The prevalence of obesity (body mass index (BMI) ≥30 kg/m2) is higher in African Americans than in European Americans, even after adjustment for socioeconomic factors, suggesting that genetic factors may explain some of the difference. To identify genetic loci influencing BMI, we carried out a pooled analysis of genome-wide admixture mapping scans in 15,280 African Americans from 14 epidemiologic studies. Samples were genotyped at a median of 1,411 ancestry-informative markers.
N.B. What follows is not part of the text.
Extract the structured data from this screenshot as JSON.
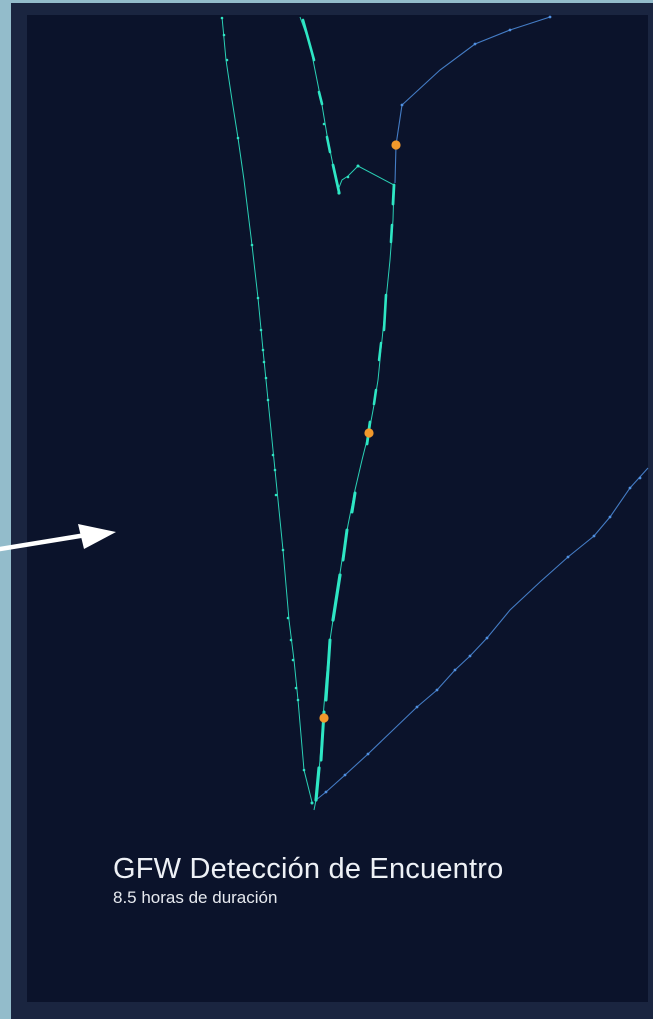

After adjusting for age, sex, and study, BMI was analyzed both as a dichotomized (top 20% versus bottom 20%) and a continuous trait. We found that a higher percentage of European ancestry was significantly correlated with lower BMI (ρ = −0.042, P = 1.6×10−7). In the dichotomized analysis, we detected two loci on chromosome X as associated with increased African ancestry: the first at Xq25 (locus-specific LOD = 5.94; genome-wide score = 3.22; case-control Z = −3.94); and the second at Xq13.1 (locus-specific LOD = 2.22; case-control Z = −4.62). Quantitative analysis identified a third locus at 5q13.3 where higher BMI was highly significantly associated with greater European ancestry (locus-specific LOD = 6.27; genome-wide score = 3.46). Further mapping studies with dense sets of markers will be necessary to identify the alleles in these regions of chromosomes X and 5 that may be associated with variation in BMI.